“Lions and tigers, and bears, oh my!”
Dorothy in The Wizard of Oz
It seems appropriate to begin with a refrain from the Wizard of Oz this month. Though public equities provide long-term investing success, this “yellow brick road” has many twists and turns to navigate, and January, as with the period between February and March 2020, provides good evidence of that fact.
Many pundits are referring to the recent pullback a variety of ways: the beginnings of a secular bear, a reversion to “value” investing, the “January barometer” of a difficult year caused by long-term supply chain disruptions, and/or the potential for another “tech wreck” similar to 2000 … in short, all sorts of predilections and posturing. To top it off, Jeremy Grantham, noted perma-bear and co-founder of Boston-based asset manager GMO, came out warning of a super bubble in the US stock market and a subsequent 50% crash in market prices. Oh my!

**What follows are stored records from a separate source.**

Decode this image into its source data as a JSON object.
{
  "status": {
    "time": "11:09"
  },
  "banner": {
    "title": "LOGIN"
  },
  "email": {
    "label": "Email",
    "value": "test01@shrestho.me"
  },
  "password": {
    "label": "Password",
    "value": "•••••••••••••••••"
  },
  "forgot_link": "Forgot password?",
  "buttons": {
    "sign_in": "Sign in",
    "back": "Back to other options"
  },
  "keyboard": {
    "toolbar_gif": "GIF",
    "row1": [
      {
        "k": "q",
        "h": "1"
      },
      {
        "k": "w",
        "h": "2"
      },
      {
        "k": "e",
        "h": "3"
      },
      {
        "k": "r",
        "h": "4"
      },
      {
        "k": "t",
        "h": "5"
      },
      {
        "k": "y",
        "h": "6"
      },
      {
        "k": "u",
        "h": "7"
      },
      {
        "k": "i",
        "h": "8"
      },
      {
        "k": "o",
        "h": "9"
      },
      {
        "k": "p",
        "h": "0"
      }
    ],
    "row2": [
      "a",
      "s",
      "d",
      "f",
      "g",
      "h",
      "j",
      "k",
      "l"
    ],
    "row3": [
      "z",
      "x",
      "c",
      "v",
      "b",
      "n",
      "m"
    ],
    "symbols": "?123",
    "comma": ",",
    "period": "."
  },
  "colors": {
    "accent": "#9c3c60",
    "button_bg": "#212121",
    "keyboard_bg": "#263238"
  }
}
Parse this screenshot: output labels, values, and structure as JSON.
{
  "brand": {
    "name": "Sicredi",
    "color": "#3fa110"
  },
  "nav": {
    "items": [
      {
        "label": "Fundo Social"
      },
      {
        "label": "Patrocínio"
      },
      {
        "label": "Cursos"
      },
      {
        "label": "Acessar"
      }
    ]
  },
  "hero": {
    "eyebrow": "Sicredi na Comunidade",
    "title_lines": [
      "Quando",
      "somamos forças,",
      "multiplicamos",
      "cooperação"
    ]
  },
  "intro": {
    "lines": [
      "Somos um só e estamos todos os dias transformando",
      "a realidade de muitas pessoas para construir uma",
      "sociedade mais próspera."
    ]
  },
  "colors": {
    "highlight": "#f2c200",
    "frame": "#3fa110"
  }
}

Prior to the past decade, the last secular bull market ran from August 1982 to September 2000, with the S&P 500 index rising 1,364%, from 103.85 to 1,520.77 on the back of one the greatest economic expansions in US history. Yet, during this remarkable period of appreciation, there were three major corrections: the well-known “Black Monday” October 1987 30% “crash” lasting three months, the early ‘90s recession resulting in a 19% pullback, and the 19% pullback in 1998.